Oral Health, Cancer and Risks for Sepsis
Certain types of cancer and treatments for cancer can result in low blood counts that protect against infection. A weakened immune system puts one at higher risk for an infection that can progress to a condition called sepsis.
Sepsis is defined as the body's overwhelming and life-threatening response to infection that can lead to tissue damage, organ failure, and death. According to Sepsis Alliance, every 2 minutes someone dies from sepsis in the U.S. – that’s more than from prostate cancer, breast cancer and AIDS combined.
Cavities and gum disease can potentially cause infection that spreads beyond the mouth, resulting in sepsis.
Signs that may indicate infection in the mouth include:
• Bad breath
• Bitter taste in the mouth
• Temperature sensitivity of the teeth
• Swollen gum tissue
• Swollen glands in neck
• Swelling in jaw
If you notice any of these signs, it is important to see a dentist as soon as possible. If you are currently receiving treatment for cancer, inform your medical team first and request that they contact your dentist prior to your dental visit to discuss your medical condition.
Protect yourself against mouth infections during cancer treatments.
• When possible, see your dentist BEFORE starting treatments. This visit should include a thorough examination, including x-rays, to determine any treatment needs and resolve potential infection sources.
• Keep your teeth clean. Have your teeth professionally cleaned prior to starting treatments. Dental plaque is full of bacteria. Think of brushing and flossing at home as being comparable to the importance of hand washing to prevent infection.

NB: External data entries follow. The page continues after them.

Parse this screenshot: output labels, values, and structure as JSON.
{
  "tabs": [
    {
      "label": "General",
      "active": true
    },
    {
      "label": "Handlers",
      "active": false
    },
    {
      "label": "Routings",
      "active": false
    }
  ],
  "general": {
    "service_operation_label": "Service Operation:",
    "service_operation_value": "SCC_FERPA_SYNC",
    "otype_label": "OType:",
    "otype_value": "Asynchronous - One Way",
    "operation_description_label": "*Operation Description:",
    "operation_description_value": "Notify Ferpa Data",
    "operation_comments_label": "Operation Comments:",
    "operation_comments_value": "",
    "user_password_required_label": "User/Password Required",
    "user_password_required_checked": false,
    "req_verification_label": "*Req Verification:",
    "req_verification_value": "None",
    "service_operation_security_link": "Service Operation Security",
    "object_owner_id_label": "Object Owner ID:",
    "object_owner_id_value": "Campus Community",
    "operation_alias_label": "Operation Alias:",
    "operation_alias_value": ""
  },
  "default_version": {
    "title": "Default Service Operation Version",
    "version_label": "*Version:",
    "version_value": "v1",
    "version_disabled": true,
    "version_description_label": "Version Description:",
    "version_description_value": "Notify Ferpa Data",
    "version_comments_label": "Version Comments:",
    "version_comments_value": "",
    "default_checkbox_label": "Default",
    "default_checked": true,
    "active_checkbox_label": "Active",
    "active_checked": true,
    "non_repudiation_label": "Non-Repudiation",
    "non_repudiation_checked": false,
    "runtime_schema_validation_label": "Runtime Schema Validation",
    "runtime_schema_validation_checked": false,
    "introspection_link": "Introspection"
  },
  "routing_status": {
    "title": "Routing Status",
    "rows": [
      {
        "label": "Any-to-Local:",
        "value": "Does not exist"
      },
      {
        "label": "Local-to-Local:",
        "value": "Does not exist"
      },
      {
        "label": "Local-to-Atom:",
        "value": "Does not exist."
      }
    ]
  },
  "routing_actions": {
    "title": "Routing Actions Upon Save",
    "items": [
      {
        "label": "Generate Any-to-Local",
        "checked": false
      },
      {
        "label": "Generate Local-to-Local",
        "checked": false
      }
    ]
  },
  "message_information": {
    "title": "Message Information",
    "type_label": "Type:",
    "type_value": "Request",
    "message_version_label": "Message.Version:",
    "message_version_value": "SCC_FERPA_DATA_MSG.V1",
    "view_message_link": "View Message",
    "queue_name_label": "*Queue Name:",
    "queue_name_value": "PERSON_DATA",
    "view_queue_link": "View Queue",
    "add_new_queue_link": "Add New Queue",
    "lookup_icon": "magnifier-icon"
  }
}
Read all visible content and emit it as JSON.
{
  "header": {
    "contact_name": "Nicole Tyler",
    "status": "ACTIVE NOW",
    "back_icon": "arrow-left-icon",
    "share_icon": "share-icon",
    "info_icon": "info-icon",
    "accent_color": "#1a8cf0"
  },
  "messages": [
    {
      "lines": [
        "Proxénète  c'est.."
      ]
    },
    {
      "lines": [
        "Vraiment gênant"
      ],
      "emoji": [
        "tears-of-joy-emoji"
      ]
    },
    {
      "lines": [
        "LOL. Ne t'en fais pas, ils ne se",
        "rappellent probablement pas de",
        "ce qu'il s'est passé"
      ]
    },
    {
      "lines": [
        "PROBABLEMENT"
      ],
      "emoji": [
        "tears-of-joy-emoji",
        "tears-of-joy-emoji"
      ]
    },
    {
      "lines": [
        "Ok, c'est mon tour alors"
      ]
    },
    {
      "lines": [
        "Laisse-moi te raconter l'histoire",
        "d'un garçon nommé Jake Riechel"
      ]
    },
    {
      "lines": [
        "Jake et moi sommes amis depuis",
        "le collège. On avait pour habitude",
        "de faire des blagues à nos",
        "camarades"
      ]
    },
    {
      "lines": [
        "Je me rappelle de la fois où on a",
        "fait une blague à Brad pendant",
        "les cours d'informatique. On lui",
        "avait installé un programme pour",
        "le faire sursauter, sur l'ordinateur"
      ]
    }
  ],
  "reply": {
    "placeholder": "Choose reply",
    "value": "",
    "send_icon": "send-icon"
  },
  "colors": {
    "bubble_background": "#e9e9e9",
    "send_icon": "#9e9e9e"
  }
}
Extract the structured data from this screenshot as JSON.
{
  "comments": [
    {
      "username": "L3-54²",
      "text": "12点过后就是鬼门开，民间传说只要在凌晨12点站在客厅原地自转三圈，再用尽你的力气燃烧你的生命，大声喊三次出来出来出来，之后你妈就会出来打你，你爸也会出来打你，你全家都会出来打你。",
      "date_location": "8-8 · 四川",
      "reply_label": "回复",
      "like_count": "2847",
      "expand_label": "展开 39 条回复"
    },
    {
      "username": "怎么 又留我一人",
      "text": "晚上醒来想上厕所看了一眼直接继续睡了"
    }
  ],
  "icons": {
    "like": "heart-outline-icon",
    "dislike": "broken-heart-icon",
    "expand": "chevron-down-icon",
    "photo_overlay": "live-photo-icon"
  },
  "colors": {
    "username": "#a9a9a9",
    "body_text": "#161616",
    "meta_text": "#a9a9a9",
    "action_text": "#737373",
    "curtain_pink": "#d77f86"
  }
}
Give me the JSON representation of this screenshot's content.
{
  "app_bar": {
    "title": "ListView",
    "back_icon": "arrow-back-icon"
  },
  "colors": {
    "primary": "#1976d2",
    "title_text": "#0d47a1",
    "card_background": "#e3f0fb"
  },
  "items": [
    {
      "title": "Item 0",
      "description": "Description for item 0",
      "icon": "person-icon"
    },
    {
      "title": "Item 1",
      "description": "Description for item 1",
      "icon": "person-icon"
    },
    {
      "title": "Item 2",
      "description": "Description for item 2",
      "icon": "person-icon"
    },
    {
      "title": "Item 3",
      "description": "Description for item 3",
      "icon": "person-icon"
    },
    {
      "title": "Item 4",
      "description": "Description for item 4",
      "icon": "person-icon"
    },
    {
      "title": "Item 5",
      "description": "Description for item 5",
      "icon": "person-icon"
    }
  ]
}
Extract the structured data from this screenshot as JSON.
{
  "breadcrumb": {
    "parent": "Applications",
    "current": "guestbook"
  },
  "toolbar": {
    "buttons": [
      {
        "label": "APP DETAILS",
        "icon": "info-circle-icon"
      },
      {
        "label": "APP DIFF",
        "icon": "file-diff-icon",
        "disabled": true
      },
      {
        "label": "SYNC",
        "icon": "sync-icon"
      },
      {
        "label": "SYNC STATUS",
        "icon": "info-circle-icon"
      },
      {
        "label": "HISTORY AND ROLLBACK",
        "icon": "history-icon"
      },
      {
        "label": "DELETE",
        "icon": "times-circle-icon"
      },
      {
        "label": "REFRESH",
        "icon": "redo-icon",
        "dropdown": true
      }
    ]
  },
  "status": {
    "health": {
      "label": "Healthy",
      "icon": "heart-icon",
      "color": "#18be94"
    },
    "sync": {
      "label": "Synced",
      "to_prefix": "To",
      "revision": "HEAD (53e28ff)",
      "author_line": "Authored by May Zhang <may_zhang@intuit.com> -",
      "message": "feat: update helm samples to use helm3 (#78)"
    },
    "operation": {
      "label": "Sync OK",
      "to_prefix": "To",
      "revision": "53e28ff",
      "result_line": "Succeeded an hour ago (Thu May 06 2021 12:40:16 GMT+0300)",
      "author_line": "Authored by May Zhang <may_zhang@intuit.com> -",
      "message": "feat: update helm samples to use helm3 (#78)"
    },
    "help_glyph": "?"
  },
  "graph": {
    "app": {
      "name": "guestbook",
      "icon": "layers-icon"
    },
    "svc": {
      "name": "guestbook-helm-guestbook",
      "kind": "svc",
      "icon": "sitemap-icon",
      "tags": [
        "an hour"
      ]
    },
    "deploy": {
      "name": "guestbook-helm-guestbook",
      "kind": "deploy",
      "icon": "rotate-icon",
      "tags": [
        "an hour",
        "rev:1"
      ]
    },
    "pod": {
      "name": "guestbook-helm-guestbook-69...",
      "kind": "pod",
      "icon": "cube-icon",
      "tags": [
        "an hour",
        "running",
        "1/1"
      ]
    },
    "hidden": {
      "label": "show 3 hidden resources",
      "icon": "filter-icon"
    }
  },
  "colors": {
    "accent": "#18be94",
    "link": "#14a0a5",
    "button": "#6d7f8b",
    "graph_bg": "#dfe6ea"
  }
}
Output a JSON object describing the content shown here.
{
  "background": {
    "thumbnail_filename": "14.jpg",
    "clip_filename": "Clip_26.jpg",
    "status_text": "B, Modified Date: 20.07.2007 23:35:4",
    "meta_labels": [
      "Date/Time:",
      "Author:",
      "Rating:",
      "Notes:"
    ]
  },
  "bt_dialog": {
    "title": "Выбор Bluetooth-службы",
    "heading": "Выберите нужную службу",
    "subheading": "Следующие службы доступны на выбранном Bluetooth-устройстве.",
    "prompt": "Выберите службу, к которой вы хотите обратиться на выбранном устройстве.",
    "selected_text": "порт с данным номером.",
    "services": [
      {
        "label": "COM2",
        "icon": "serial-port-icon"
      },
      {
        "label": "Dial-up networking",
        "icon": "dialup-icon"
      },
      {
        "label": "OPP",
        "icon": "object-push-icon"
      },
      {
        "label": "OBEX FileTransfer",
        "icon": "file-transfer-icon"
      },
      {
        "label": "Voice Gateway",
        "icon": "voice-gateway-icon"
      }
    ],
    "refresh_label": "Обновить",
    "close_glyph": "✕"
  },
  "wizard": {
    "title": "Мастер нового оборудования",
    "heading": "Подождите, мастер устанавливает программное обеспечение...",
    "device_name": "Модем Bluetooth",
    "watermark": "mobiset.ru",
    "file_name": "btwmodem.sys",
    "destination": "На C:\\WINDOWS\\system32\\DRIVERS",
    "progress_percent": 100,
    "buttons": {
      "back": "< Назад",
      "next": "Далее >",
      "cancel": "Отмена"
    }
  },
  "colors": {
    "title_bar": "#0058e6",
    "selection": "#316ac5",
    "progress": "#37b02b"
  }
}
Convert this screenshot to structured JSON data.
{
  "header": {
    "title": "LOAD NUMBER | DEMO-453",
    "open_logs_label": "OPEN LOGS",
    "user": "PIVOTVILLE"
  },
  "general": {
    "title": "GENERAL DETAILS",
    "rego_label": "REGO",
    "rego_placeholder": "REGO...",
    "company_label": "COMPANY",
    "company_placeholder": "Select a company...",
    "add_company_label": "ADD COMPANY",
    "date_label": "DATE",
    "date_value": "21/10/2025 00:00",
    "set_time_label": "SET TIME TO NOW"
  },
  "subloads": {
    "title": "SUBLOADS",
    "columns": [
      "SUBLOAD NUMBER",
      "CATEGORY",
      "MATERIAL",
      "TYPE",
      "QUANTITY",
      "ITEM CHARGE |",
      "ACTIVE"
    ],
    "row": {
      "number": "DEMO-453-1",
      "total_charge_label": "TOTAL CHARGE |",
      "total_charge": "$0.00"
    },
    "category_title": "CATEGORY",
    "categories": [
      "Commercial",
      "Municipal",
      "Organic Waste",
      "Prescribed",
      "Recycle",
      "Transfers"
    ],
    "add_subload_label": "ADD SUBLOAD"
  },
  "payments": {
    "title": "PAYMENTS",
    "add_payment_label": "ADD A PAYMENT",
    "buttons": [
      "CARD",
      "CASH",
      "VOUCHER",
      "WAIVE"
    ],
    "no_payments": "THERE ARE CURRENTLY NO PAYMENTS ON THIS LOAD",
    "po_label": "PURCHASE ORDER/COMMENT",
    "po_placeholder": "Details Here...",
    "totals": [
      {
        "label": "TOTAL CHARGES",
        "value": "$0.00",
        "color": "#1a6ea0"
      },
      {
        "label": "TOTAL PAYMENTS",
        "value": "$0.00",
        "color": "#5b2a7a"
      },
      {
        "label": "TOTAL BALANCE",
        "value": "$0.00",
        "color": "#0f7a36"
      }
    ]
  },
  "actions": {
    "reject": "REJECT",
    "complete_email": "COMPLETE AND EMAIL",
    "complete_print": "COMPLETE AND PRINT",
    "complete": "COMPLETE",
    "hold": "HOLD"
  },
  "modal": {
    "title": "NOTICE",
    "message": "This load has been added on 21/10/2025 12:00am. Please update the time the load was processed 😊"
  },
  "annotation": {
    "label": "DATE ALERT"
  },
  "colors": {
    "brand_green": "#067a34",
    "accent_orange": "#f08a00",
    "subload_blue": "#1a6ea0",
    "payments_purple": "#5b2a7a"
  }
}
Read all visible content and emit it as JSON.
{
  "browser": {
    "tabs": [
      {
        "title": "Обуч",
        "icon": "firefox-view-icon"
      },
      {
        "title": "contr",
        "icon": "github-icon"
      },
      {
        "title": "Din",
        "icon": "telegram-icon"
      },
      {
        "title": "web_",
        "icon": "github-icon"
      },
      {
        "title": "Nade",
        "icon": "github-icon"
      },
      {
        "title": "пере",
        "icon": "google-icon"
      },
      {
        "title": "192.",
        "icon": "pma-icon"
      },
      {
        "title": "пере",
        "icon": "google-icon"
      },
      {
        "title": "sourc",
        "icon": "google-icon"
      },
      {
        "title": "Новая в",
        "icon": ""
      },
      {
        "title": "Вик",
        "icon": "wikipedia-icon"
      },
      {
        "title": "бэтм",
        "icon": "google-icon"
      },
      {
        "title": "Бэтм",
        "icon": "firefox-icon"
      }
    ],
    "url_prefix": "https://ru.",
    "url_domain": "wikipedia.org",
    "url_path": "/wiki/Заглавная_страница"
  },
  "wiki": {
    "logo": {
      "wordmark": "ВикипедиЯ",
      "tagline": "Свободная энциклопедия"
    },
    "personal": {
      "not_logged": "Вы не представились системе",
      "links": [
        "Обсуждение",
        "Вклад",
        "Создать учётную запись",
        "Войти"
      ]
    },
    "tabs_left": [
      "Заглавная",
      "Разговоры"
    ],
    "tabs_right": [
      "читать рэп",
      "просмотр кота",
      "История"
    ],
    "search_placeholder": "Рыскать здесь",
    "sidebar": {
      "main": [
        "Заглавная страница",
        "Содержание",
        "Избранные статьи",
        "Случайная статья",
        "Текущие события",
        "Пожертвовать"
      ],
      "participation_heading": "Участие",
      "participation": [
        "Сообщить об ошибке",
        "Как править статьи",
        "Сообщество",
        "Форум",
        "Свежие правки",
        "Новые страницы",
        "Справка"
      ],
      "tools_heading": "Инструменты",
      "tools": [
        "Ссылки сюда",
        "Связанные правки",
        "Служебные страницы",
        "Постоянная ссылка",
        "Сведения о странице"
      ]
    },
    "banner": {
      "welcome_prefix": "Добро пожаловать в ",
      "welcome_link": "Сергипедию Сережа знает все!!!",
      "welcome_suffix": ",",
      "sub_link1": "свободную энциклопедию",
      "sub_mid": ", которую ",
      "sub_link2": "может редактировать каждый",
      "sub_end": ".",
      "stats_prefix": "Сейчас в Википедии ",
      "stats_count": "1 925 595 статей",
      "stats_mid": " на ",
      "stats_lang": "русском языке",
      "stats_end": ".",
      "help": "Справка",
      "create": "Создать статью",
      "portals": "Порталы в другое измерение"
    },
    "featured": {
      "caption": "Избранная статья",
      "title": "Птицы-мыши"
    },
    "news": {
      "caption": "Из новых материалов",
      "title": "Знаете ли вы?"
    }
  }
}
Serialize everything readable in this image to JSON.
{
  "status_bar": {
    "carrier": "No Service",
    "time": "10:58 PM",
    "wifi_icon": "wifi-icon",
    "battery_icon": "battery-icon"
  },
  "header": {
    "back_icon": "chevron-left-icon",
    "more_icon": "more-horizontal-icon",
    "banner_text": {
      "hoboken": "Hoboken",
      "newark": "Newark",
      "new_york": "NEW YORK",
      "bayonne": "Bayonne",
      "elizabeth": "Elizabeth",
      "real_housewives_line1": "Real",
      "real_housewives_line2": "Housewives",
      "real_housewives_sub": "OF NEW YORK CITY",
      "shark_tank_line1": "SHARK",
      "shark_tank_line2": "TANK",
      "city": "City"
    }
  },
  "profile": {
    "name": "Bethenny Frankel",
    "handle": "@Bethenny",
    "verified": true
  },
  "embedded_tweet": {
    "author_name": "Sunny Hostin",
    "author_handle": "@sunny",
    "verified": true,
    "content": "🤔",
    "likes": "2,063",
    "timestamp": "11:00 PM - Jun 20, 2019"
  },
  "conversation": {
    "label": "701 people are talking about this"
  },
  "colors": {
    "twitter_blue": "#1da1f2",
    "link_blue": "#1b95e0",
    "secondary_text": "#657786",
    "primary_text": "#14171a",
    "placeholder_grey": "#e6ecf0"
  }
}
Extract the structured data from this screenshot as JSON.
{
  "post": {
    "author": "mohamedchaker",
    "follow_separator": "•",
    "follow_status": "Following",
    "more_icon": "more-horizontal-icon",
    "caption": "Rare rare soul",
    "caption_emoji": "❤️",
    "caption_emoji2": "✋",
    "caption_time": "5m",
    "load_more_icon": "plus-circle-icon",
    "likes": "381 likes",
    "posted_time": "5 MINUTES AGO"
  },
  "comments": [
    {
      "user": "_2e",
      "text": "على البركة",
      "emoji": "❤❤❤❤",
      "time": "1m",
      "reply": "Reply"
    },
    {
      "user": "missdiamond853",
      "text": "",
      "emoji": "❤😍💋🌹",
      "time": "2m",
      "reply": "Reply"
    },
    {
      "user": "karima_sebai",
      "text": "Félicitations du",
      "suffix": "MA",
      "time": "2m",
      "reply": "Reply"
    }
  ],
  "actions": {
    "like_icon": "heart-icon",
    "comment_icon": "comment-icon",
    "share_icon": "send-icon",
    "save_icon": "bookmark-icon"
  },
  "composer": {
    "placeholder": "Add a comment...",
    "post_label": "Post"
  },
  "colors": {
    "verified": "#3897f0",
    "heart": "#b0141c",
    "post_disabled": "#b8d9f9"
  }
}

• Avoids tissue trauma in your mouth. Remove plaque gently with an extra soft, compact head toothbrush. Ask your dental professional to show you the correct way to floss to avoid injury. Be cautious with sharp, hot or spicy foods that may cause irritation.
• Treat dry mouth. A dry mouth is more likely to develop cavities and mouth sores.
• Take steps to minimize mouth sores. Open sores in your mouth are at high risk for infection. Talk with your doctor and your dentist to develop a plan to avoid or treat mouth sores during treatments.